Ellen was an inspirational and caring teacher, imparting high intellectual standards while at the same time providing solid support and mentoring to her many students. We missed her acutely when she retired from our department; she will be even more sorely missed now and for years to come.

Friends, colleagues and students who would like to remember Ellen Prince by making a charitable donation are asked to donate to the American Lung Association.



10 Comments

  1. Z. D. Smith said,

    October 27, 2010 @ 6:58 pm

    Whether on the Yiddish mailing list, Mendele, of which she was one of the true backbones, or in her own writing, Ellen Prince consistently provided the most optimal combination of erudition and communicative humanity on nearly every topic. I was excited whenever I saw her byline, because I knew that if she was addressing a novice, or someone with no linguistic background, that she would provide them with an answer that was not only right, but understandable; and if she was writing in a higher, scientific mode, that I would learn something myself in the most enjoyable way. I'm very sad that I won't be seeing her byline again.

  2. Lance said,

    October 27, 2010 @ 7:36 pm

    To my sorrow, I never managed to meet Ellen, though I sat in her office for a year and a half under her signed photo of Woody Allen. But I don't need to have met her to feel a profound sense of loss at her passing, and I can only hope that I did her office (and Woody, my adopted patron saint) justice.

  3. Marisa said,

    October 27, 2010 @ 10:08 pm

    So sorry to hear it!

  4. Faith said,

    October 27, 2010 @ 11:03 pm

    כבֿוד איר אַנדענק

  5. bjr said,

    October 27, 2010 @ 11:29 pm

    I'm saddened to hear of Prof. Prince's passing. She taught the Intro to Linguistics course I took c. 1980.

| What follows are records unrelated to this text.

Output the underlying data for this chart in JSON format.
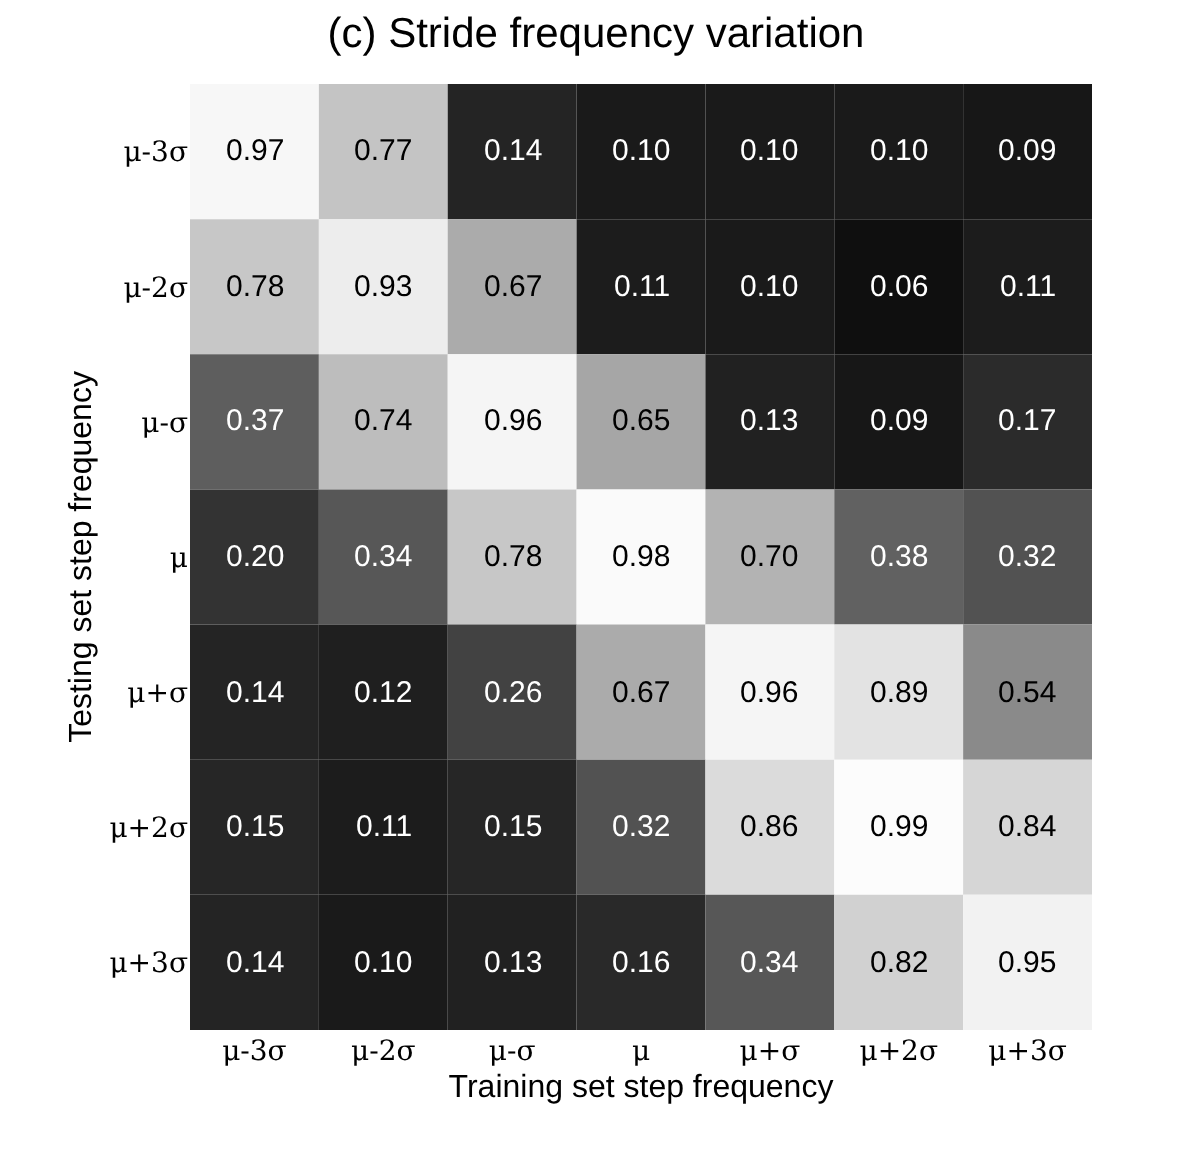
{
  "chart_data": {
    "type": "heatmap",
    "title": "(c) Stride frequency variation",
    "xlabel": "Training set step frequency",
    "ylabel": "Testing set step frequency",
    "categories": [
      "μ-3σ",
      "μ-2σ",
      "μ-σ",
      "μ",
      "μ+σ",
      "μ+2σ",
      "μ+3σ"
    ],
    "y_categories": [
      "μ-3σ",
      "μ-2σ",
      "μ-σ",
      "μ",
      "μ+σ",
      "μ+2σ",
      "μ+3σ"
    ],
    "cells": [
      [
        0.97,
        0.77,
        0.14,
        0.1,
        0.1,
        0.1,
        0.09
      ],
      [
        0.78,
        0.93,
        0.67,
        0.11,
        0.1,
        0.06,
        0.11
      ],
      [
        0.37,
        0.74,
        0.96,
        0.65,
        0.13,
        0.09,
        0.17
      ],
      [
        0.2,
        0.34,
        0.78,
        0.98,
        0.7,
        0.38,
        0.32
      ],
      [
        0.14,
        0.12,
        0.26,
        0.67,
        0.96,
        0.89,
        0.54
      ],
      [
        0.15,
        0.11,
        0.15,
        0.32,
        0.86,
        0.99,
        0.84
      ],
      [
        0.14,
        0.1,
        0.13,
        0.16,
        0.34,
        0.82,
        0.95
      ]
    ],
    "cell_labels": [
      [
        "0.97",
        "0.77",
        "0.14",
        "0.10",
        "0.10",
        "0.10",
        "0.09"
      ],
      [
        "0.78",
        "0.93",
        "0.67",
        "0.11",
        "0.10",
        "0.06",
        "0.11"
      ],
      [
        "0.37",
        "0.74",
        "0.96",
        "0.65",
        "0.13",
        "0.09",
        "0.17"
      ],
      [
        "0.20",
        "0.34",
        "0.78",
        "0.98",
        "0.70",
        "0.38",
        "0.32"
      ],
      [
        "0.14",
        "0.12",
        "0.26",
        "0.67",
        "0.96",
        "0.89",
        "0.54"
      ],
      [
        "0.15",
        "0.11",
        "0.15",
        "0.32",
        "0.86",
        "0.99",
        "0.84"
      ],
      [
        "0.14",
        "0.10",
        "0.13",
        "0.16",
        "0.34",
        "0.82",
        "0.95"
      ]
    ]
  }
}
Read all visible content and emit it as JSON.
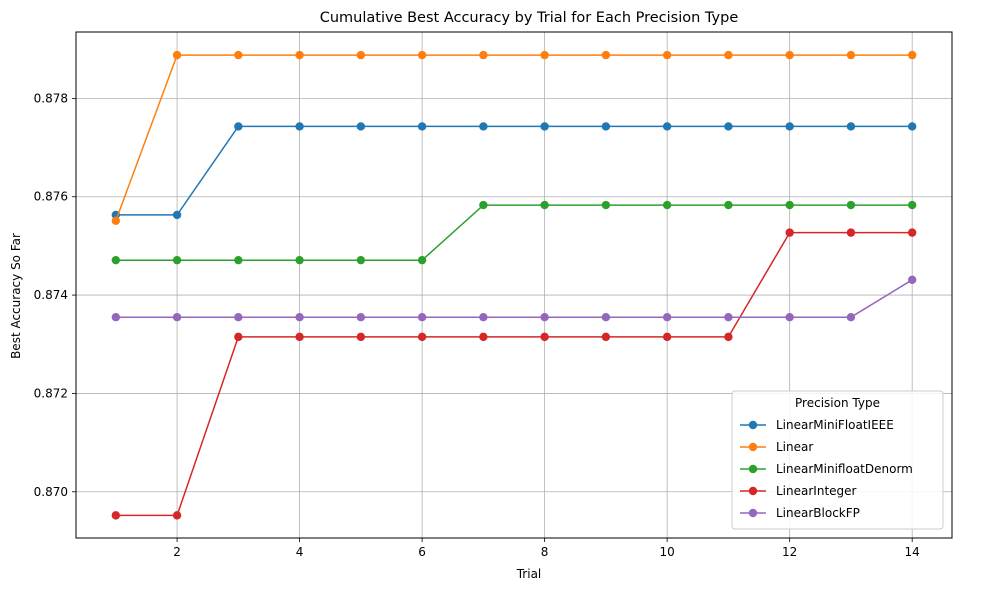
{
  "chart_data": {
    "type": "line",
    "title": "Cumulative Best Accuracy by Trial for Each Precision Type",
    "xlabel": "Trial",
    "ylabel": "Best Accuracy So Far",
    "xlim": [
      0.35,
      14.65
    ],
    "ylim": [
      0.86906,
      0.87935
    ],
    "xticks": [
      2,
      4,
      6,
      8,
      10,
      12,
      14
    ],
    "yticks": [
      0.87,
      0.872,
      0.874,
      0.876,
      0.878
    ],
    "ytick_labels": [
      "0.870",
      "0.872",
      "0.874",
      "0.876",
      "0.878"
    ],
    "grid": true,
    "legend": {
      "title": "Precision Type",
      "placement": "lower-right"
    },
    "x": [
      1,
      2,
      3,
      4,
      5,
      6,
      7,
      8,
      9,
      10,
      11,
      12,
      13,
      14
    ],
    "series": [
      {
        "name": "LinearMiniFloatIEEE",
        "color": "#1f77b4",
        "values": [
          0.87563,
          0.87563,
          0.87743,
          0.87743,
          0.87743,
          0.87743,
          0.87743,
          0.87743,
          0.87743,
          0.87743,
          0.87743,
          0.87743,
          0.87743,
          0.87743
        ]
      },
      {
        "name": "Linear",
        "color": "#ff7f0e",
        "values": [
          0.87551,
          0.87888,
          0.87888,
          0.87888,
          0.87888,
          0.87888,
          0.87888,
          0.87888,
          0.87888,
          0.87888,
          0.87888,
          0.87888,
          0.87888,
          0.87888
        ]
      },
      {
        "name": "LinearMinifloatDenorm",
        "color": "#2ca02c",
        "values": [
          0.87471,
          0.87471,
          0.87471,
          0.87471,
          0.87471,
          0.87471,
          0.87583,
          0.87583,
          0.87583,
          0.87583,
          0.87583,
          0.87583,
          0.87583,
          0.87583
        ]
      },
      {
        "name": "LinearInteger",
        "color": "#d62728",
        "values": [
          0.86952,
          0.86952,
          0.87315,
          0.87315,
          0.87315,
          0.87315,
          0.87315,
          0.87315,
          0.87315,
          0.87315,
          0.87315,
          0.87527,
          0.87527,
          0.87527
        ]
      },
      {
        "name": "LinearBlockFP",
        "color": "#9467bd",
        "values": [
          0.87355,
          0.87355,
          0.87355,
          0.87355,
          0.87355,
          0.87355,
          0.87355,
          0.87355,
          0.87355,
          0.87355,
          0.87355,
          0.87355,
          0.87355,
          0.87431
        ]
      }
    ]
  }
}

  6. Ellen F. Prince – Society for Linguistic Anthropology said,

    October 28, 2010 @ 10:02 pm

    […] Philadelphia on Sunday 24 October. The Linguistics Society of America (via an email to members) and Language Log have reproduced an announcement from the University of […]

  7. Martin van den Berg said,

    October 29, 2010 @ 12:10 am

    She was a wonderful person, whose company I always enjoyed. The first time we met, during a workshop the 1991 LSA Summer Institute, we immediately bonded over the fact that both our fathers had been diamond cutters. Her work on narrative was an inspiration to me. I hadn't been in contact with her in the last couple of years, and I am really sorry that now I will not be able to see her again.

  8. J. Goard said,

    October 29, 2010 @ 11:11 pm

    A true giant. Her work has been enormously influential on my views about nominal reference. Although I'm just getting started, and (as far as I know) have never been in her vicinity, I deeply regret missing the chance to meet her.

    My condolences to those who knew her personally.

  9. Kieran Snyder said,

    October 31, 2010 @ 2:50 pm

    I was so sorry to learn this. Ellen influenced my thinking profoundly – I'll remember her as a linguist, sure, but also as a rose cultivator, a car mechanics expert, a Brooklyn storyteller, a friend, and a seriously tough cookie with a secret soft side. I'll miss her greatly.

  10. Chengzhou Shi said,

    March 20, 2012 @ 9:59 pm

    I am extremely sorry to hear of Professor Ellen Prince's passing. I never met her but I will remember her forever. Her work on information statuses in discourse has been so influential on my research into information packaging in Chinese.